Faccio un esempio: lo spettatore a una partita di basket ha fame.
Metodo monolitico: organizzare il punto ristoro
Io organizzatore parlo con il fornitore di panini e gli ordino un certo quantitativo di cibo. Definisco un contratto con alcune regoline, per esempio che il cibo avanzato non è a carico mio. Poi parlo con il servizio pulizia e dico di mettere i bidoni vicino al punto ritiro cibo.
Lo spettatore, se ha fame va a prendersi un panino. Stop, fine dell’esperienza? Oppure no. Te lo immagini quel panino? Non so perché ma io lo vedo bene: panino con pane molle, servito in modo squallido. Unico bisogno a cui si pensa è che lo spettatore ha fame e gli si da qualcosa, qualsiasi cosa per placare la fame.

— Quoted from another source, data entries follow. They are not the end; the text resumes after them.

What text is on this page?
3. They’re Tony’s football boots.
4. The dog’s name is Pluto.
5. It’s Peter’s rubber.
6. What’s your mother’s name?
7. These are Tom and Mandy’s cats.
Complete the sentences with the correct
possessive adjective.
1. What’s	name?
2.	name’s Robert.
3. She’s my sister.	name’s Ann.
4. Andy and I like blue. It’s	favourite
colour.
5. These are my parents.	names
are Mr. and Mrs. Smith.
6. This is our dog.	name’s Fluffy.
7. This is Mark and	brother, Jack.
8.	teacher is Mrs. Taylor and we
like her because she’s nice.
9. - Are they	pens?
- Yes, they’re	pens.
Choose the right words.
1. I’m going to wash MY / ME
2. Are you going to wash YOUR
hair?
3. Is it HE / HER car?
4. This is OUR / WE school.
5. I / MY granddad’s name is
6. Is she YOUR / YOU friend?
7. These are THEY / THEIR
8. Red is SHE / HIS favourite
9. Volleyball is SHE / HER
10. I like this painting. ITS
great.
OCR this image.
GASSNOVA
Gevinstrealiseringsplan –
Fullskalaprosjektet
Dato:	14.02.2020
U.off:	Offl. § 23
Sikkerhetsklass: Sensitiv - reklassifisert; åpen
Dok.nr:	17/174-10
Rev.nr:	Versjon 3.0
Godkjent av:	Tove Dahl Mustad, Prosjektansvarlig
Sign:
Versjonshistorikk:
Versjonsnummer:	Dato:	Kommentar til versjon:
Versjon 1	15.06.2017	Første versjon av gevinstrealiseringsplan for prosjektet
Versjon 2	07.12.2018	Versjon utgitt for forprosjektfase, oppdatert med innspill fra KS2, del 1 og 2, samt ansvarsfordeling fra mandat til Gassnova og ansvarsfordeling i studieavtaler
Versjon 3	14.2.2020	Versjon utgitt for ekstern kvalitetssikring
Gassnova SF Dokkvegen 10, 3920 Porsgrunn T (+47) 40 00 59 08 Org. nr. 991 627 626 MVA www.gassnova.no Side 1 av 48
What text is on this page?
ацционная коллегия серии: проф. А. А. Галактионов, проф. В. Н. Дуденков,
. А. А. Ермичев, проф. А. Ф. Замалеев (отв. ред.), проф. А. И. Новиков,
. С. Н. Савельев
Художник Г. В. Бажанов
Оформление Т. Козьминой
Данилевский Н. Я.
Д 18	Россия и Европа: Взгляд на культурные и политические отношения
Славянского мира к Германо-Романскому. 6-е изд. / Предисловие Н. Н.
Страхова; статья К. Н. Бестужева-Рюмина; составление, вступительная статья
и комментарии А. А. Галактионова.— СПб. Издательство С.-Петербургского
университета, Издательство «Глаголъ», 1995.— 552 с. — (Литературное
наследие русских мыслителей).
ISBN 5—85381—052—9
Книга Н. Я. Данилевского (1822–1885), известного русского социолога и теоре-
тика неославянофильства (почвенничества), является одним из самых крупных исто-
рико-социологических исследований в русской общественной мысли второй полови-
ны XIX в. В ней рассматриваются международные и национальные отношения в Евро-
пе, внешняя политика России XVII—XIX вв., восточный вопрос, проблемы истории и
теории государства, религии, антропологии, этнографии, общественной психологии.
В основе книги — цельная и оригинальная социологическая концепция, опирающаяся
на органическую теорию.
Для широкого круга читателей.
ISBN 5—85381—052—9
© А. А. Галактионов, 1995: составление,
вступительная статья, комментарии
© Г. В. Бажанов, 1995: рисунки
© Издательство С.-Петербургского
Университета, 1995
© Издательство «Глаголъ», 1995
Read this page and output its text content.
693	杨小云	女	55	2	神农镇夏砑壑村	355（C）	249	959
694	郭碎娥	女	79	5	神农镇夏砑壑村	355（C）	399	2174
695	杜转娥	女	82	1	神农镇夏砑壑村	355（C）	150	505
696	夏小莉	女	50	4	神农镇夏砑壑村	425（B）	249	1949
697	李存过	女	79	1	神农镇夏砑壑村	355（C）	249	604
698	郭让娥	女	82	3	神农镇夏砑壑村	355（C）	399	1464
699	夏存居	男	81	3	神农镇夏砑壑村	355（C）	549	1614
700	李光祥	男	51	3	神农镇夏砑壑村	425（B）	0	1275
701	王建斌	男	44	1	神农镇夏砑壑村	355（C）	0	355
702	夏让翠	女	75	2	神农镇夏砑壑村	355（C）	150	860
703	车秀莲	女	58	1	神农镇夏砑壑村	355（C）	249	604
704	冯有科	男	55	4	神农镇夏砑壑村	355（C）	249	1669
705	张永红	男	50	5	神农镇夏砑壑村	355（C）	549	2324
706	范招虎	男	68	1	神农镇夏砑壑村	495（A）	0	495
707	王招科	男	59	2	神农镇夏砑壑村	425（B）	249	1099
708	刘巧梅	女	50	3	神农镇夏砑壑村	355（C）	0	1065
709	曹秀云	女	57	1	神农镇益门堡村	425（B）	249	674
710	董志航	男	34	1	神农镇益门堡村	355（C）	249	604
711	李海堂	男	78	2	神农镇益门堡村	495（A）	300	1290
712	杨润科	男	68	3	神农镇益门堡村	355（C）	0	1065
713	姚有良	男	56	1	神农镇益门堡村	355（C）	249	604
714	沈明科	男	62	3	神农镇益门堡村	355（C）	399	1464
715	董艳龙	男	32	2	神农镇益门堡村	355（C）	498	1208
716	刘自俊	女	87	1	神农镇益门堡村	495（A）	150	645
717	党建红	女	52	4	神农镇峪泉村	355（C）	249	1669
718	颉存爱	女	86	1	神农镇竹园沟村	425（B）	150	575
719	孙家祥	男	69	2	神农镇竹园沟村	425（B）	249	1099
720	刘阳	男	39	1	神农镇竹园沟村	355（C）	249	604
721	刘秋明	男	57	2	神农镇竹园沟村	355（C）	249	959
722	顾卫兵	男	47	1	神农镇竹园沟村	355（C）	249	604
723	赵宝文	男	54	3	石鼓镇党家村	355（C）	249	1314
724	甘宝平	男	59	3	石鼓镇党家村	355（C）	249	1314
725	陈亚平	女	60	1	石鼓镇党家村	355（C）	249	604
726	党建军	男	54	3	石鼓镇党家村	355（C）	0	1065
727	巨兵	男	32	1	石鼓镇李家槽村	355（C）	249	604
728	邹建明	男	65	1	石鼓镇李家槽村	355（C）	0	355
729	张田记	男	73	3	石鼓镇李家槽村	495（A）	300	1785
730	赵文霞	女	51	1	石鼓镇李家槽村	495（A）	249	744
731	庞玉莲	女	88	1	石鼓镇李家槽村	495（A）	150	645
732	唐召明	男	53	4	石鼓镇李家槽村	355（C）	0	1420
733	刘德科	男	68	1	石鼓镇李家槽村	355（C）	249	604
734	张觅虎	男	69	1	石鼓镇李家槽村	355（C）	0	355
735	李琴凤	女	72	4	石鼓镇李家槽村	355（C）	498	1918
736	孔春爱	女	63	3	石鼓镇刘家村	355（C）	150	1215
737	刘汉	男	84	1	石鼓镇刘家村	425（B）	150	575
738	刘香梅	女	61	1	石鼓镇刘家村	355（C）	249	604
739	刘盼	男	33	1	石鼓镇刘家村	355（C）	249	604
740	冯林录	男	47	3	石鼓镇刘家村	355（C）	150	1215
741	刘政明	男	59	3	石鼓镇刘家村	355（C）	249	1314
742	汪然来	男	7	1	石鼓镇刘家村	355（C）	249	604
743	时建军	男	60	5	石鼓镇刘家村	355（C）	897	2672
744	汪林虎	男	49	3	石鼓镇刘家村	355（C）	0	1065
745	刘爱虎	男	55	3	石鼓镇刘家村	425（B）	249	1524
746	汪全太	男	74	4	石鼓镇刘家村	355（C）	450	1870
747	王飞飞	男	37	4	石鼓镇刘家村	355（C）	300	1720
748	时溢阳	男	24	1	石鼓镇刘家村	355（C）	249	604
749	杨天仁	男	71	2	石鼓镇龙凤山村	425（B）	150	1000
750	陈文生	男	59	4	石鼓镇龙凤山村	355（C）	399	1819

Metodo interattivo: organizzare l’esperienza ristoro
Io organizzo un gruppo di lavoro con i referenti per il food and beverage, con la funzione spectators service, con il marketing (che includa gruppo sponsoring e anche branding), con il team delle pulizie, con gli architetti o allestitori, con i responsabili accreditamento e cosi via.
E pongo una domanda: come risolviamo il bisogno di mangiare del nostro spettatore (attenzione freccia) affinché le sue emozioni da partita non siano tradite da un’esperienza incoerente sul piano ristoro? Cioè, in parole semplice; affinché lo squallore del ristoro non sia di disturbo all’esperienza complessiva? (Il behavioral management da questo punto di vista ci spiega bene perché anche una sola esperienza negativa può essere l’unica davvero decisiva).
La differenza è che qui mettiamo le emozioni della persona al centro e di queste emozioni si occupa tutto il team, da chi gestisce la pulizia, a chi fa i panini, dallo sponsor che può amplificare l’esperienza al gruppo accrediti che può trovare soluzioni tecnologiche da integrare nel biglietto e così via.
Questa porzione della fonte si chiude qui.